You can do this in the 99% case on Linux using qemu-user, but I'm not aware of an equivalent for Windows (and booting an entire operating system in an emulator is a poor experience and will be even slower). I imagine this Windows variant works like qemu-user and Rosetta.
QEMU has some bad performance penalties, I think partially related to the generic JIT (TCG), extremely strict floating point, and full host memory isolation. ExaGear is significantly closer to native performance but I think only supports emulating 32-bit x86.
This is a trade-off with any emulation really. The more hardware accurate your emulation gets, the more you have to keep track of in virtual registers and state, and all that extra tracking adds up in a hurry.
Native virtualization dodges a lot of that performance penalty by using the hardware features directly where possible. But that's only really feasible on systems that have nearly identical hardware; x86 is pretty standardized at this point and virtualizes quite well. ARM is much more varied and harder to virtualize, even on other ARM platforms due to differing feature sets.
It's not that in this case, this is plain binary translation and not cycle accurate emulation. QEMU is super slow on x-to-x translation as well (something like 8x to 80x slowdown).

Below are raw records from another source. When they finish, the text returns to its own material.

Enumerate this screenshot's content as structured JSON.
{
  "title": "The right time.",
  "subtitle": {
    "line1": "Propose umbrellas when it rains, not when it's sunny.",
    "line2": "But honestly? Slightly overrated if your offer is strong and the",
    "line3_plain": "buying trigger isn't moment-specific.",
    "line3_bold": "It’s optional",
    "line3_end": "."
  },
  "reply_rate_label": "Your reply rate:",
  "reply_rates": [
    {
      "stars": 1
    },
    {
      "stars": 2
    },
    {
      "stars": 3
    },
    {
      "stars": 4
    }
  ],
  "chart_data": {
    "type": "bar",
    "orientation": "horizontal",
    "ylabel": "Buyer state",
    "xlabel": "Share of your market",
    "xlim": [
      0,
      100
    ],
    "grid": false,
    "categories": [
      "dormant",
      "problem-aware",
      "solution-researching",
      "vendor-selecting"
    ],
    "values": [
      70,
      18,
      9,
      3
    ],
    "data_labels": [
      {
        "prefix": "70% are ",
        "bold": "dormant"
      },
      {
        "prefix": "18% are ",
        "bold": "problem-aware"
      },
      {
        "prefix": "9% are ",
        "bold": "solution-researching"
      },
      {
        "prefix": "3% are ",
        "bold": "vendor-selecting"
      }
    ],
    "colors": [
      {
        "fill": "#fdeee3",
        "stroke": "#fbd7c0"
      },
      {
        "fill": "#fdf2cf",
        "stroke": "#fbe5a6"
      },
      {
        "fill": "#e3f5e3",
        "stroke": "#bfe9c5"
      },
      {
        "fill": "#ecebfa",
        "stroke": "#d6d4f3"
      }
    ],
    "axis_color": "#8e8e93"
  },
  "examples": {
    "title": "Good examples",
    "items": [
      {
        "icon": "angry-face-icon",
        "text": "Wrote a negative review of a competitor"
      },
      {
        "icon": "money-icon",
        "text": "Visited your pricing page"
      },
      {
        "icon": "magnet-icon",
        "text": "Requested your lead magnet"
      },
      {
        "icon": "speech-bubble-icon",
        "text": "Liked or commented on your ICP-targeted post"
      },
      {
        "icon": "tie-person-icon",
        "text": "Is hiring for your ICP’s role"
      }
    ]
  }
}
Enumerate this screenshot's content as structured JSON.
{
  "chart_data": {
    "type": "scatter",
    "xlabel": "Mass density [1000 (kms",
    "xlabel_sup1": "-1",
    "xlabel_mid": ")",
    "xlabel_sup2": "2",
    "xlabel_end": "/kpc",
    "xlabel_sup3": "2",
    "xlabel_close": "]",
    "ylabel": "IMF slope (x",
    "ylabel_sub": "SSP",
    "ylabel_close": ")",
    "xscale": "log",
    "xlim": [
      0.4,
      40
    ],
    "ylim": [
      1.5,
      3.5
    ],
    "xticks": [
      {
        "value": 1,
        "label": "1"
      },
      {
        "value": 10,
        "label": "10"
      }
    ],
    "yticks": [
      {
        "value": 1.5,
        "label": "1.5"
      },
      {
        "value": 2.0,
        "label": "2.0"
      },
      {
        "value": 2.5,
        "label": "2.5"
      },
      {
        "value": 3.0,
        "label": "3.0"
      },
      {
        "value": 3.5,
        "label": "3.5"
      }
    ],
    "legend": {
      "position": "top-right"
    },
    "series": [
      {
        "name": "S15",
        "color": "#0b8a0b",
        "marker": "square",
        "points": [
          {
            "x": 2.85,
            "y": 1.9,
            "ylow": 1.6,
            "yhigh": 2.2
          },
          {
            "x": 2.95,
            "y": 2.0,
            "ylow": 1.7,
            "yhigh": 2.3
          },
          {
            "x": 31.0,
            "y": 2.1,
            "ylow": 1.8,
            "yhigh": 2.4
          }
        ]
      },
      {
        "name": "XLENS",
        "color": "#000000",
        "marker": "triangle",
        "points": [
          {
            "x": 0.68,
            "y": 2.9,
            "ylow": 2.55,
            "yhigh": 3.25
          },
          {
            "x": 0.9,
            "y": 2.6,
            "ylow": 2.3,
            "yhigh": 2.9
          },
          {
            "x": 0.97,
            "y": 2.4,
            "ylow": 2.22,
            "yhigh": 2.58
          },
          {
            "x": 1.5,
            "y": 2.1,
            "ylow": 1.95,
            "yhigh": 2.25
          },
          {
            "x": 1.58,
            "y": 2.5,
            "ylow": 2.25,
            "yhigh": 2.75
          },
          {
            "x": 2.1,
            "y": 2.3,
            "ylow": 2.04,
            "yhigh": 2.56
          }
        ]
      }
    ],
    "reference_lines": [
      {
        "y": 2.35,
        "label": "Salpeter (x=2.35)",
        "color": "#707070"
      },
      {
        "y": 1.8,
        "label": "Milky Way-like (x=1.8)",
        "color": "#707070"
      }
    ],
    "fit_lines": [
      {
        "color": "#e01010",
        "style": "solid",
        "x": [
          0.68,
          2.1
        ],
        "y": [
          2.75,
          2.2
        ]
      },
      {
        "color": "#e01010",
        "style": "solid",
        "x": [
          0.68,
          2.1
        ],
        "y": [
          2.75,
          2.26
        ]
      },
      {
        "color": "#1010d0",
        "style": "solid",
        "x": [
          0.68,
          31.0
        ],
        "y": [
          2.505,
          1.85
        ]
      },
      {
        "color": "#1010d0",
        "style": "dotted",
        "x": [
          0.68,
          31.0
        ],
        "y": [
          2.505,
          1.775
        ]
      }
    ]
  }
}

Its translator is inefficient (for the sake of portability, the source native code is first translated to an IR and then the IR is compiled to target native code with limited optimisation) and it emulates all floating point instructions in software.
And these guys ship an x86 to ARM DBT which they claim has significantly better performance: https://eltechs.com/product/exagear-desktop/. I haven't tried it. QEMU is the slowest DBT system I'm aware of, so it's entirely plausible. Translating from a strongly ordered architecture to a weakly ordered architecture is big challenge, I wonder if they handle threads efficiently.
QEMU has some bad performance penalties, I think partially related to the generic JIT (TCG), extremely strict floating point, and full host memory isolation. ExaGear is significantly closer to native performance but I think only supports emulating 32-bit x86.